The deeper point is the one Butterboy’s Demeterio keeps coming back to: you can tell what a brand really is by what it does when the rainbow flag comes down, from July to May. The founders here pass that test because the community is not their marketing. It is who they are. Supporting them in June is easy. The better habit is remembering them the other eleven months, too.
Frequently Asked Questions
What does “queer-owned” actually mean?
It means the business is founded, owned, or led by members of the LGBTQIA+ community, as opposed to a brand that simply markets to queer customers or releases a Pride collection in June. The distinction matters because your money goes directly to queer founders rather than to a seasonal campaign.
Where can I shop these brands in person during Pride Month?

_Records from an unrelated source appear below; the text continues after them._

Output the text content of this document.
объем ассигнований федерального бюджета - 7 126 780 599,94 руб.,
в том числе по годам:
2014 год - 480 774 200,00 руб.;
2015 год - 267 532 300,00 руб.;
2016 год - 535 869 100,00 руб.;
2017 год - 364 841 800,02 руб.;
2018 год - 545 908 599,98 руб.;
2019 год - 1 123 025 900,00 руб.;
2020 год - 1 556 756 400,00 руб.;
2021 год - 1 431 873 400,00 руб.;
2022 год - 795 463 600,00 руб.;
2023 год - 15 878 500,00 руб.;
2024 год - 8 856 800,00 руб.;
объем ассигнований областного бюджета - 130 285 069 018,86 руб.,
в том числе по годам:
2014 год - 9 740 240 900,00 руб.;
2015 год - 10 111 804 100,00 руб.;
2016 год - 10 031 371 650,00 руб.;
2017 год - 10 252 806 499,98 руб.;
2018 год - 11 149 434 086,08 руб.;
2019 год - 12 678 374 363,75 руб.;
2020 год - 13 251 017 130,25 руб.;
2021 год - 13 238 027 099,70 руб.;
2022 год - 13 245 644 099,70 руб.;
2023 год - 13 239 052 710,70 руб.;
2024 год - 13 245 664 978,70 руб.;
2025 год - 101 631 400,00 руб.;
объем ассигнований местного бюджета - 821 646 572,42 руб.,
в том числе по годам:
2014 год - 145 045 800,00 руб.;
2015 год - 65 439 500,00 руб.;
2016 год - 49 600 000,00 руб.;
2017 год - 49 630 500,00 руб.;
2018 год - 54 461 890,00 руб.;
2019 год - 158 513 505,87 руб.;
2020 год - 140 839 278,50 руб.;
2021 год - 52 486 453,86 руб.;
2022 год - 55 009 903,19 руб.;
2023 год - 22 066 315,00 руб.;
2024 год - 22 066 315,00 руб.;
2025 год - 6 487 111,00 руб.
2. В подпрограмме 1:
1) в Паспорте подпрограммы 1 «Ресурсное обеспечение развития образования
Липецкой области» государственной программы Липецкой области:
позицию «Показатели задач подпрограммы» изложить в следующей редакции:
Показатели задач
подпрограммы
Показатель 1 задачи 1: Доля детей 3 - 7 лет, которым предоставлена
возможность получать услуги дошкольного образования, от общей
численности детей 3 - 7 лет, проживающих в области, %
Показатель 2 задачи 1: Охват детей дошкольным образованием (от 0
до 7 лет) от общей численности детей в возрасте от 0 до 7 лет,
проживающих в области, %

Several appear at this June’s Pride markets. Pop Up Mamser 2 runs June 13 to 14 at LoWA Studio in Marikina and features queer-owned fashion labels including Salad Day. Been Here, Been Queer takes place June 6 at the Gimenez Gallery in UP Diliman. Butterboy and FFTG have permanent locations in Quezon City you can visit any time.
Are any of these brands affordable?
Yes. Butterboy’s classic croissants start at around ₱59, and Téviant prices many of its products at no more than ₱600. Several others, like AtoZ and Salad Day, sell directly through social media, which often keeps prices lower than retail markups.
How do I support queer-owned businesses beyond just buying?
Following them on social media, sharing their work, tagging them when you wear or use their products, and recommending them to friends all help small businesses grow without spending a peso. For brands like Schezca Design or Space Encounters, hiring them for a project is the most direct form of support.
Why focus on year-round support instead of just Pride Month?
Many queer spaces and businesses are small operations that need steady income to survive. A surge of attention in June followed by silence the rest of the year does not pay rent. Consistent support across all twelve months is what actually keeps these brands open.